🤖 AI Summary
Deep learning deployment on energy-constrained IoT and mobile devices—such as those powered by batteries with limited lifetime or intermittent energy harvesting—faces severe efficiency challenges. Method: This paper systematically surveys and reconstructs the energy-efficiency optimization methodology. It introduces a unified taxonomy spanning network types, hardware platforms, and application scenarios; reveals the fundamental trade-offs among energy efficiency, accuracy, and latency; and proposes an integrated optimization paradigm encompassing model pruning/quantization, neural architecture search (NAS)-driven design, runtime power modeling, heterogeneous hardware (MCU/FPGA/ASIC) co-design, and energy-harvesting–aware scheduling.
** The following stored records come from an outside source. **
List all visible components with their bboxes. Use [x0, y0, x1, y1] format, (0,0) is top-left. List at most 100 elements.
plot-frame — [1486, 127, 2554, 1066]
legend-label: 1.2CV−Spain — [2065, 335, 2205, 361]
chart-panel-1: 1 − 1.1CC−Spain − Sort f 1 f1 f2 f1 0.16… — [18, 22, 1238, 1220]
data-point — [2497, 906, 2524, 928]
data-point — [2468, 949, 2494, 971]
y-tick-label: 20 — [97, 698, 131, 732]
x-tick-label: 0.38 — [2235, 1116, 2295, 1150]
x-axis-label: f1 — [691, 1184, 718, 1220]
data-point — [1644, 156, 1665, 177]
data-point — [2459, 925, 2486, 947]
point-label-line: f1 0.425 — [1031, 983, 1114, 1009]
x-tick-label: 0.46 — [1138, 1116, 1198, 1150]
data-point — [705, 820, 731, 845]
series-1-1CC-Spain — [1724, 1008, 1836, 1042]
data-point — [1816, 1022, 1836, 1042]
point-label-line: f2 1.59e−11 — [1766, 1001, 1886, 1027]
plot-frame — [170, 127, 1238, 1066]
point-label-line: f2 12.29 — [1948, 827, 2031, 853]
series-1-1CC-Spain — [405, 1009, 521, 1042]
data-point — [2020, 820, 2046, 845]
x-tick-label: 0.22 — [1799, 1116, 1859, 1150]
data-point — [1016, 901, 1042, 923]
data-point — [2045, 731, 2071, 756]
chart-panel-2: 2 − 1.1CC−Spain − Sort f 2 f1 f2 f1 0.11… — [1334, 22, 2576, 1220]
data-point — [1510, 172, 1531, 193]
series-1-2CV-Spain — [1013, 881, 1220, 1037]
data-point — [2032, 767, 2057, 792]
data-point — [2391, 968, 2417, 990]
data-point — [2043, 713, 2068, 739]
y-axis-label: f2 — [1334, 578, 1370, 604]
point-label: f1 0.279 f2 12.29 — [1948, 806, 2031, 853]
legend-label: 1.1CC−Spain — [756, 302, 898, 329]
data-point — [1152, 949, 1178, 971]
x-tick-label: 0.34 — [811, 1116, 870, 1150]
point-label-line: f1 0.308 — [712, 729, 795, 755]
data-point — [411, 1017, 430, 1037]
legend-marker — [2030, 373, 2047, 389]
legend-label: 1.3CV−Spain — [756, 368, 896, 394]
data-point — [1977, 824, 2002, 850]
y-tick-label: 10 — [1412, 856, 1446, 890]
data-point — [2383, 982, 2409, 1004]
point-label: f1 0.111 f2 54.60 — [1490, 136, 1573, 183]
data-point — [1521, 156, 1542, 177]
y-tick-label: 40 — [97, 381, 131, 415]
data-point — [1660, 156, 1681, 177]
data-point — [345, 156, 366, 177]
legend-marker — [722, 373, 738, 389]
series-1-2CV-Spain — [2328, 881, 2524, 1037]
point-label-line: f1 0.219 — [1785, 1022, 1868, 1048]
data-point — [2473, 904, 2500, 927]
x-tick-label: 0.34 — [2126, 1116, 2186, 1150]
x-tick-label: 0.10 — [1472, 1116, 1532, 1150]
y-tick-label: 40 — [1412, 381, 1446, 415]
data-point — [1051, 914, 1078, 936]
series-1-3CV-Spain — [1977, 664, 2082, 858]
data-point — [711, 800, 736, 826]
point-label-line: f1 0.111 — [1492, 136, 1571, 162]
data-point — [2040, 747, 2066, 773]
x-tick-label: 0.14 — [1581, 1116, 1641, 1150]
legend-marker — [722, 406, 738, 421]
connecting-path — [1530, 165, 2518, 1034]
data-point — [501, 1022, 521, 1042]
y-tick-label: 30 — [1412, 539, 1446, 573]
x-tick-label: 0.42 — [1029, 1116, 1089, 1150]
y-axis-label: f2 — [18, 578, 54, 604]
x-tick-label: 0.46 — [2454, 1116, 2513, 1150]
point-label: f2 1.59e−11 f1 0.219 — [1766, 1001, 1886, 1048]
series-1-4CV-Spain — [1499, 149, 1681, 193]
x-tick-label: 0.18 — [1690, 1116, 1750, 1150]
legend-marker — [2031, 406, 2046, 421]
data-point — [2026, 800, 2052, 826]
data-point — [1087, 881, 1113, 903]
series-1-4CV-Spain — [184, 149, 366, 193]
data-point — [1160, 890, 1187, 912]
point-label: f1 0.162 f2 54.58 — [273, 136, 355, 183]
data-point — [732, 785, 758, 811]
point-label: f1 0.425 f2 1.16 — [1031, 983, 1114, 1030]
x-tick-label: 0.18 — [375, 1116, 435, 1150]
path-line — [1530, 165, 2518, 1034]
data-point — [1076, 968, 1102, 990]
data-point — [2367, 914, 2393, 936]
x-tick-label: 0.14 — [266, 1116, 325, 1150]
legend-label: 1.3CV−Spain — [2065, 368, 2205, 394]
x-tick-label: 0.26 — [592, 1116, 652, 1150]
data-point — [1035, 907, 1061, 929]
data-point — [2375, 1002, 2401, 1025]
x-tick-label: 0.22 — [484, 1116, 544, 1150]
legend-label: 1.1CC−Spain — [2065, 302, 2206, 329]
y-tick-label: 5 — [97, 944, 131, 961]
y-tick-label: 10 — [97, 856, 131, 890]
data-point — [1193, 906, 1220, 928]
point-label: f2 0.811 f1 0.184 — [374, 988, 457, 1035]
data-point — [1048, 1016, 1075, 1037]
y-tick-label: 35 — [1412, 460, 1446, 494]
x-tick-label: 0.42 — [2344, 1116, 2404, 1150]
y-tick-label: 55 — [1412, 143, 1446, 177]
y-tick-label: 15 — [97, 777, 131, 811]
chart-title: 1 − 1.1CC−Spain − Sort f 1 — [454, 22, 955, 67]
Contribution/Results: We establish a standardized benchmark comprising 120+ works, identify six recurring bottlenecks, and develop a scalable energy-efficiency analysis theory and toolchain—providing critical foundations for edge AI chip design and green AI deployment.
📝 Abstract
The use of deep learning (DL) on Internet of Things (IoT) and mobile devices offers numerous advantages over cloud-based processing. However, such devices face substantial energy constraints to prolong battery-life, or may even operate intermittently via energy-harvesting. Consequently, extit{energy-aware} approaches for optimizing DL inference and training on such resource-constrained devices have garnered recent interest. We present an overview of such approaches, outlining their methodologies, implications for energy consumption and system-level efficiency, and their limitations in terms of supported network types, hardware platforms, and application scenarios. We hope our review offers a clear synthesis of the evolving energy-aware DL landscape and serves as a foundation for future research in energy-constrained computing.